Although the Stuart kings of England did not hate the Roman Catholic Church, most of their subjects did, causing Catholics to be harassed and persecuted in England throughout the seventeenth century. Driven by “the sacred duty of finding a refuge for his Roman Catholic brethren,” George Calvert (1580-1632) obtained a charter from Charles I in 1632 for the territory between Pennsylvania and Virginia. This Maryland charter offered no guidelines on religion, although it was assumed that Catholics would not be molested in the new colony. In 1634 two ships, the Ark and the Dove, brought the first settlers to Maryland. Aboard were approximately two hundred people. Among the passengers were two Catholic priests who had been forced to board surreptitiously to escape the reach of English anti-Catholic laws. Upon landing in Maryland the Catholics, led spiritually by the Jesuits, were transported by a profound reverence, similar to that experienced by John Winthrop and the Puritans when they set foot in New England. Catholic fortunes fluctuated in Maryland during the rest of the seventeenth century, as they became an increasingly smaller minority of the population. After the Glorious Revolution of 1689 in England, the Church of England was legally established in the colony and English penal laws, which deprived Catholics of the right to vote, hold office, or worship publicly, were enforced. Until the American Revolution, Catholics in Maryland were dissenters in their own country, living at times under a state of siege, but keeping loyal to their convictions, a faithful remnant, awaiting better times.

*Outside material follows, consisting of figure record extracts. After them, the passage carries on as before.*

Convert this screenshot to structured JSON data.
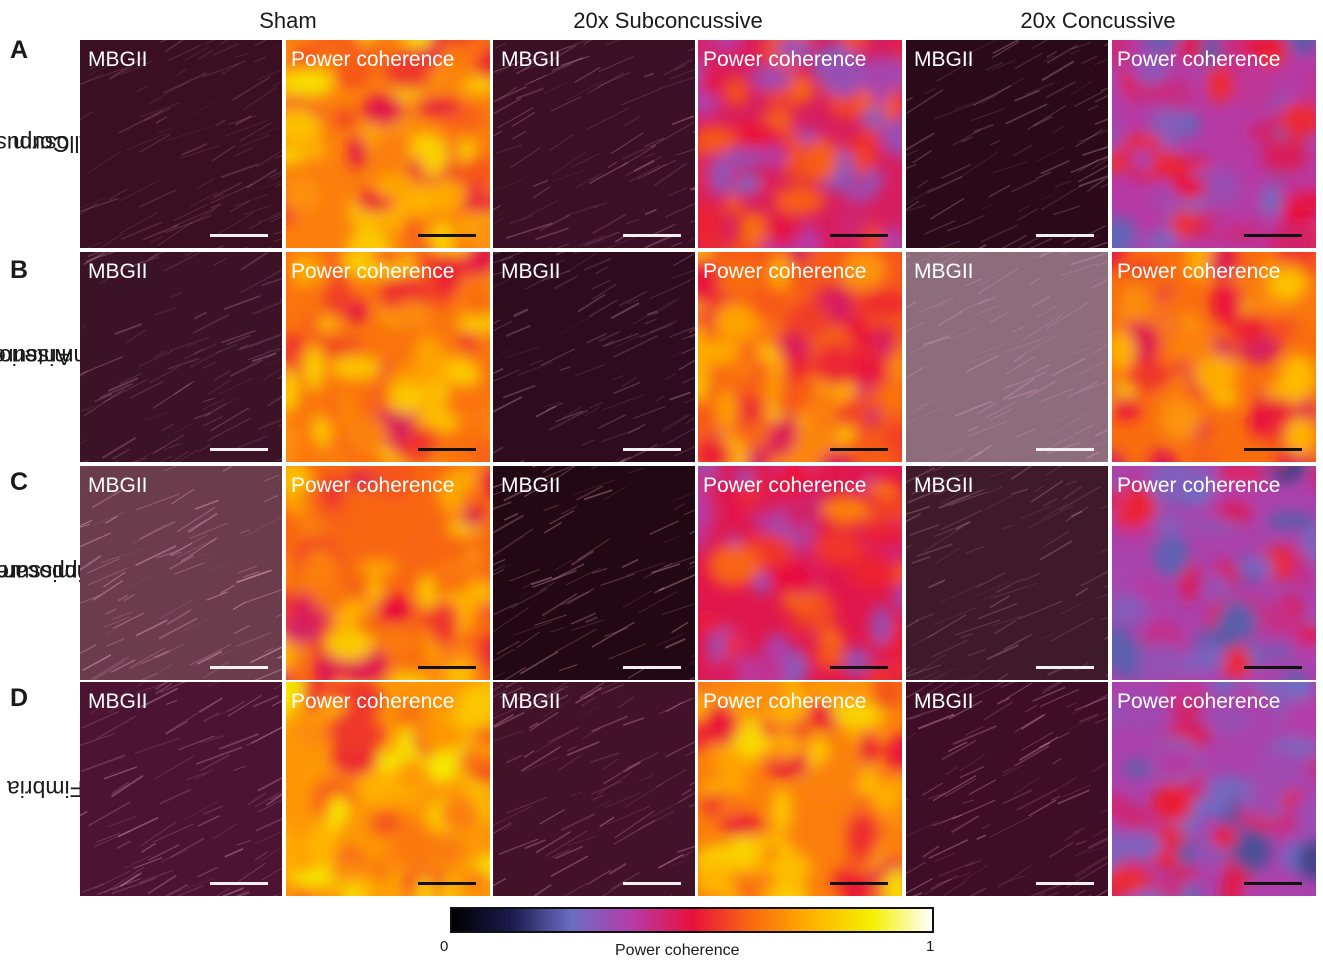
{
  "columns": [
    "Sham",
    "20x Subconcussive",
    "20x Concussive"
  ],
  "rows": [
    {
      "letter": "A",
      "label_lines": [
        "Corpus",
        "callosum"
      ]
    },
    {
      "letter": "B",
      "label_lines": [
        "Anterior",
        "Commissure"
      ]
    },
    {
      "letter": "C",
      "label_lines": [
        "Hippocampal",
        "commissure"
      ]
    },
    {
      "letter": "D",
      "label_lines": [
        "Fimbria"
      ]
    }
  ],
  "panel_labels": {
    "stain": "MBGII",
    "map": "Power coherence"
  },
  "colorbar": {
    "title": "Power coherence",
    "min": "0",
    "max": "1",
    "colormap": "inferno"
  },
  "colors": {
    "colormap_stops": [
      "#000000",
      "#1c1a4e",
      "#6b6ec4",
      "#b43ca8",
      "#e8103c",
      "#f96a10",
      "#ffb300",
      "#f4f000",
      "#ffffff"
    ],
    "micrograph_tint": "#6e2040"
  },
  "coherence_levels": {
    "Sham": [
      0.66,
      0.64,
      0.62,
      0.7
    ],
    "20x Subconcussive": [
      0.46,
      0.6,
      0.48,
      0.66
    ],
    "20x Concussive": [
      0.38,
      0.63,
      0.36,
      0.36
    ]
  }
}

Virginia was settled by businessmen–operating through a joint-stock company, the Virginia Company of London–who wanted to get rich. They also wanted the Church to flourish in their colony and kept it well supplied with ministers. Some early governors sent by the Virginia Company acted in the spirit of crusaders. Sir Thomas Dale (d. 1619) considered himself engaged in “religious warfare” and expected no reward “but from him on whose vineyard I labor whose church with greedy appetite I desire to erect.” During Dale’s tenure, religion was spread at the point of the sword. Everyone was required to attend church and be catechized by a minister. Those who refused could be executed or sent to the galleys. When a popular assembly, the House of Burgesses, was established in 1619, it enacted religious laws that “were a match for anything to be found in the Puritan societies.” Unlike the colonies to the north, where the Church of England was regarded with suspicion throughout the colonial period, Virginia was a bastion of Anglicanism. Her House of Burgesses passed a law in 1632 requiring that there be a “uniformitie throughout this colony both in substance and circumstance to the cannons and constitution of the Church of England.” The church in Virginia faced problems unlike those confronted in other colonies–such as enormous parishes, some sixty miles long, and the inability to ordain ministers locally–but it continued to command the loyalty and affection of the colonists. In 1656, a prospective minister was advised that he “would find an assisting, an embracing, a comforting people” in the colony. At the end of the seventeenth century the church in Virginia, according to a recent authority, was prospering; it was “active and growing” and was “well attended by the young and old alike.”